Fenomen plotki zadziwiał mnie od kiedy pamiętam. Nawet pomimo poznania mechanizmu jej powstawania i rozprzestrzeniania od strony formalnej na zajęciach z socjologii (chip chlip ile to juz lat).
Ludzka głupota jest z plotką nierozerwalnie związana(niestety) stąd i tytuł kącika. Kącika dedykuje mamom i tatom do wykrzyczenia się, pomarudzenia, wybzdyczenia, ponarzekania, podzielenia się "ludzkimi" odruchami, z którymi mielismy "przyjemność" się spotkać.
Taki mały Hyde Park plotki.
Zaczynam:
Siostra mojej przyjaciółki dowiedziała się od pewnej dozorczyni ( kilka bloków dalej), że zostałam aresztowana za niedopilnowanie dziecka i jak mi się uda wywinąć z pomocą dobrego adwokata to dostanę jedynie wyrok w zawieszeniu.
Ta sama pani wspomniała, że widziała w gazecie zdjęcie mojego ZMASAKROWANEGO syna ze szpitala w jednym z "ambitnych" dzienników. Gwoli wyjaśnienia dodam, że mój syn z masakrą nie miał wiele wspólnego, a obecność "dziennikarzy" kończyła się na przedsionku szpitala. Co mnie najbardziej uderzyło: ta pani WIEDZIAŁA - wiedziała, że ja siedzę w areszcie i ona WIDZIAŁA zdjęcie,którego nie było.
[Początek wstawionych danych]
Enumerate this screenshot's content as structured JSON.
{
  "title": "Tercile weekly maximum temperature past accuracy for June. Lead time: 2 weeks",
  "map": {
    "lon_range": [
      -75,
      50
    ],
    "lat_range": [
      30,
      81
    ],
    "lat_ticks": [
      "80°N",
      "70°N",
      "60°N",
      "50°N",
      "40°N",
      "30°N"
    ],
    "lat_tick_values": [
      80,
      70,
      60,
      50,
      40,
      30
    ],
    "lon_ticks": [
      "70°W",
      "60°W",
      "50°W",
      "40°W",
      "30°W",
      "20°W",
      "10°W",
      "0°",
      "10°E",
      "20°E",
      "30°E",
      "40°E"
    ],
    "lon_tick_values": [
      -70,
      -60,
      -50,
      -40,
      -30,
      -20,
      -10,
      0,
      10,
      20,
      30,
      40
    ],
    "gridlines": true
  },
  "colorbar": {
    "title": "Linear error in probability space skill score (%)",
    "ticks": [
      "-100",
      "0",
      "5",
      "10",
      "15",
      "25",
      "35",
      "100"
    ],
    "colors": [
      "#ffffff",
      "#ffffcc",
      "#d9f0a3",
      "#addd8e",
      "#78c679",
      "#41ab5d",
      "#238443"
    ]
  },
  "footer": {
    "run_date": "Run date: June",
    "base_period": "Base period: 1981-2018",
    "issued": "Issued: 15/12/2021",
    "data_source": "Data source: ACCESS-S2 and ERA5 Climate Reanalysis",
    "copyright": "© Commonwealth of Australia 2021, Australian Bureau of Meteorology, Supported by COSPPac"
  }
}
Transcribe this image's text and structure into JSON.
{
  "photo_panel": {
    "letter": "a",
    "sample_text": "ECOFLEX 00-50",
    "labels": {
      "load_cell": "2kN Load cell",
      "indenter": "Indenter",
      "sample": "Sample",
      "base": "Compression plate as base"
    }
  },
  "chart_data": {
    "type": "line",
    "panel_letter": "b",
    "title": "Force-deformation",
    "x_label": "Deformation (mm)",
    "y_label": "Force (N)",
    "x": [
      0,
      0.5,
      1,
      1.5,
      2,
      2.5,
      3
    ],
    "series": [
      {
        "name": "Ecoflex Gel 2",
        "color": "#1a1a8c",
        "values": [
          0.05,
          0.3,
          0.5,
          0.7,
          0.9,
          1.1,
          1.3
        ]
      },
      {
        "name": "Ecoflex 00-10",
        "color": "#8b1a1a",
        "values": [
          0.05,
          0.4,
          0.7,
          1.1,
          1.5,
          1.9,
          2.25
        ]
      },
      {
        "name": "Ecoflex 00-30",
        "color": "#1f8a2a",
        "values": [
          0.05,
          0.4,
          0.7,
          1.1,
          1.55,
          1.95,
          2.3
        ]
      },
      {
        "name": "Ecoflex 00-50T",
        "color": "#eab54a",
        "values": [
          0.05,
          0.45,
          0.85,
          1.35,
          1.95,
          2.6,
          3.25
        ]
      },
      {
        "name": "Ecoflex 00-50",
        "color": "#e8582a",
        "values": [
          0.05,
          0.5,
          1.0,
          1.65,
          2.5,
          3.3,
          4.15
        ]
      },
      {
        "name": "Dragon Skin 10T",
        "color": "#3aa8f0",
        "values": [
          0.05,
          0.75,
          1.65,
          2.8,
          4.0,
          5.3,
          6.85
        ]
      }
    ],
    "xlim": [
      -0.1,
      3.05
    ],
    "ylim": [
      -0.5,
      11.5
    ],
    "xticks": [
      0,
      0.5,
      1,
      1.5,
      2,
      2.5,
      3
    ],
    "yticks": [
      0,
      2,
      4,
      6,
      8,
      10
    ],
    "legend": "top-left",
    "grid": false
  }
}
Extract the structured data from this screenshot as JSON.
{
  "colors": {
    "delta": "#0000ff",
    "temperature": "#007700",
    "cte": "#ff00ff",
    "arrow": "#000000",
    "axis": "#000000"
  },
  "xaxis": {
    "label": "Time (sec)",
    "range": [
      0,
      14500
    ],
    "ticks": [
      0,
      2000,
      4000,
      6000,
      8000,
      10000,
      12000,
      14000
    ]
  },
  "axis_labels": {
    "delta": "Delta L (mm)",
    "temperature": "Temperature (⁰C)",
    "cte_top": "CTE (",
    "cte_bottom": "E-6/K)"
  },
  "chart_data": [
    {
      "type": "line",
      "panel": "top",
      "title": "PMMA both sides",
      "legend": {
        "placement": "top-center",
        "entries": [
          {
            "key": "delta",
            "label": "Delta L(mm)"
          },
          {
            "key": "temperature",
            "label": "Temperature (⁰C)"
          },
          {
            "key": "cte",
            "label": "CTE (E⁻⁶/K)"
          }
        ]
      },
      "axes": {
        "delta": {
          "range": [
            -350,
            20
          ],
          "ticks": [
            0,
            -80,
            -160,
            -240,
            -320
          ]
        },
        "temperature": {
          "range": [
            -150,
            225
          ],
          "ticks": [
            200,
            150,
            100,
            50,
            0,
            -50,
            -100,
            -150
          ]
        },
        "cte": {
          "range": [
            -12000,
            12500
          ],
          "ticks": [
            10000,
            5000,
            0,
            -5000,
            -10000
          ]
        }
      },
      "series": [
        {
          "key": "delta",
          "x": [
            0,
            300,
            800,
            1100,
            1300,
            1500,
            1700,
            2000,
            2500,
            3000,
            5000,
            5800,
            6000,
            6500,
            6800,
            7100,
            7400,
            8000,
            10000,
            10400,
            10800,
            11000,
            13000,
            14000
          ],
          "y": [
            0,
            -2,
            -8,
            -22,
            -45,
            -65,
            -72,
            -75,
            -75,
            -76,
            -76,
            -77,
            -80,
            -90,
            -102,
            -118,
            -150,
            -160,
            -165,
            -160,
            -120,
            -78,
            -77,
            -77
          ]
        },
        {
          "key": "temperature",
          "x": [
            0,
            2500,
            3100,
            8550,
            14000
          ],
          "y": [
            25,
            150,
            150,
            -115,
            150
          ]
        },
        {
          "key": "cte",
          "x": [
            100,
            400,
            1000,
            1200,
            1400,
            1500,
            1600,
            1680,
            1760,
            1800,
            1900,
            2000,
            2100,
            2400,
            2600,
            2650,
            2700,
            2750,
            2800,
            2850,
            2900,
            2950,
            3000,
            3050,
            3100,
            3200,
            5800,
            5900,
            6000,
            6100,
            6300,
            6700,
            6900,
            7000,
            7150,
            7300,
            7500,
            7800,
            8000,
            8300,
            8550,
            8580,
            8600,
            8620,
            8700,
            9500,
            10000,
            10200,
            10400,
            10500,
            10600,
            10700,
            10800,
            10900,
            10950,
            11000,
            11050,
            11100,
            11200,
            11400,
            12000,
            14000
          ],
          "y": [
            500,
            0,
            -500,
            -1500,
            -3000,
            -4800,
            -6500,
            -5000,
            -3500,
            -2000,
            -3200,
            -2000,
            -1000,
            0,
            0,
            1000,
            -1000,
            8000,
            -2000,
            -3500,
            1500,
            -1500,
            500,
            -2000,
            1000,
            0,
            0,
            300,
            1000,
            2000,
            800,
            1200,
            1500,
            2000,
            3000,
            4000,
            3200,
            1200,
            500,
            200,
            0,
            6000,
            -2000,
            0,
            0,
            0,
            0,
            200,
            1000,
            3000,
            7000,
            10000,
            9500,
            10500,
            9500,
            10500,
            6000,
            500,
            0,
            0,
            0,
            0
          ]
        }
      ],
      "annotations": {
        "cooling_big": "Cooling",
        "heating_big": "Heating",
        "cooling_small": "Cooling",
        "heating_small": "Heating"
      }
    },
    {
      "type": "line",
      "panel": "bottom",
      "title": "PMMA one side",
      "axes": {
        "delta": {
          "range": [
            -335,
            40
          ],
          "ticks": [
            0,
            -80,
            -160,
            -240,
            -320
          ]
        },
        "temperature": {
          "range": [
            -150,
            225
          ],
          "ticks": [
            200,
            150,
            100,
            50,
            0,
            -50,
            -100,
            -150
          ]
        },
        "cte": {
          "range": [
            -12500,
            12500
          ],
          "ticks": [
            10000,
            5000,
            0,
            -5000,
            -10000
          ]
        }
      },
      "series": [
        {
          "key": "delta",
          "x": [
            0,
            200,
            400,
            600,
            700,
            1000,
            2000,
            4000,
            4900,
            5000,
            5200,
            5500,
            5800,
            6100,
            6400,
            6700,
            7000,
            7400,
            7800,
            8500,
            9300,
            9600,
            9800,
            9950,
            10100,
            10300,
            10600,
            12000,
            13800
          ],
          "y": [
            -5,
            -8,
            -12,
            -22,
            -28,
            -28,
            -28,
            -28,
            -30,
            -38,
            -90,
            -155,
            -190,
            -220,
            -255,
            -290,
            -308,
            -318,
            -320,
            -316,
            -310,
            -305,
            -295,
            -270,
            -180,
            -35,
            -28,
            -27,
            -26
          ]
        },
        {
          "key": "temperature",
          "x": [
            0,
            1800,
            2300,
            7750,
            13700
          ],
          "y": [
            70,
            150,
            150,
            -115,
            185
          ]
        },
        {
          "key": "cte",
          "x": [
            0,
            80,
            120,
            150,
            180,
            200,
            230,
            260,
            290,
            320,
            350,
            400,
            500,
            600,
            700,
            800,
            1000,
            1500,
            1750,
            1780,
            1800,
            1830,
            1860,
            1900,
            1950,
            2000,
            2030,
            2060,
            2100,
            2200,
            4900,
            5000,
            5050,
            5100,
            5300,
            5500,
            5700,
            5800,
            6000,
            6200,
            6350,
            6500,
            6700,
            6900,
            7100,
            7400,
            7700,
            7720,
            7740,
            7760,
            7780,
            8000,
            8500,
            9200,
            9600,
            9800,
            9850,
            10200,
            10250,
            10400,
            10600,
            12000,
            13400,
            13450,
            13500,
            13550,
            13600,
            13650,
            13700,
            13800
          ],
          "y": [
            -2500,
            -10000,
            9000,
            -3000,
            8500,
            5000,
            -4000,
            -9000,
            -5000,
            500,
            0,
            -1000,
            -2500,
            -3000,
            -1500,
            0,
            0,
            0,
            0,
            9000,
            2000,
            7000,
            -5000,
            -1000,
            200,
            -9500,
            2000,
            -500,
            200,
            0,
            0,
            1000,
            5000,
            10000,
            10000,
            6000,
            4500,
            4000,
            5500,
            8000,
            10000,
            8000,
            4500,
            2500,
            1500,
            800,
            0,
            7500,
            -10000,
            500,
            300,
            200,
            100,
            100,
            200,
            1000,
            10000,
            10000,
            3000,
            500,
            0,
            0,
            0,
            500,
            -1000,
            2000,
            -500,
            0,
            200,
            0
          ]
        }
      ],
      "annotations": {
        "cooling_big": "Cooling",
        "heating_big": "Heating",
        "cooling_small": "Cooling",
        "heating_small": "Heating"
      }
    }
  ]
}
Wczoraj stoimy na grobie Alka z moją mamą i Marysią. Przechodzi kilkuosobowa grupa - wiek średni. Ktoś z nich rzuca, bynajmniej nie ściszając głosu: o, tu leży ten dzieciak, co miał na zawał serca!!!. Nie dowierzam. Mówię do mojej mamy jeszzce trochę głośniej niż oni: Słyszałaś, tu lezy ten dzieciak, co miał zawał serca. Tamci przyspieszają kroku, nie mówią już nic.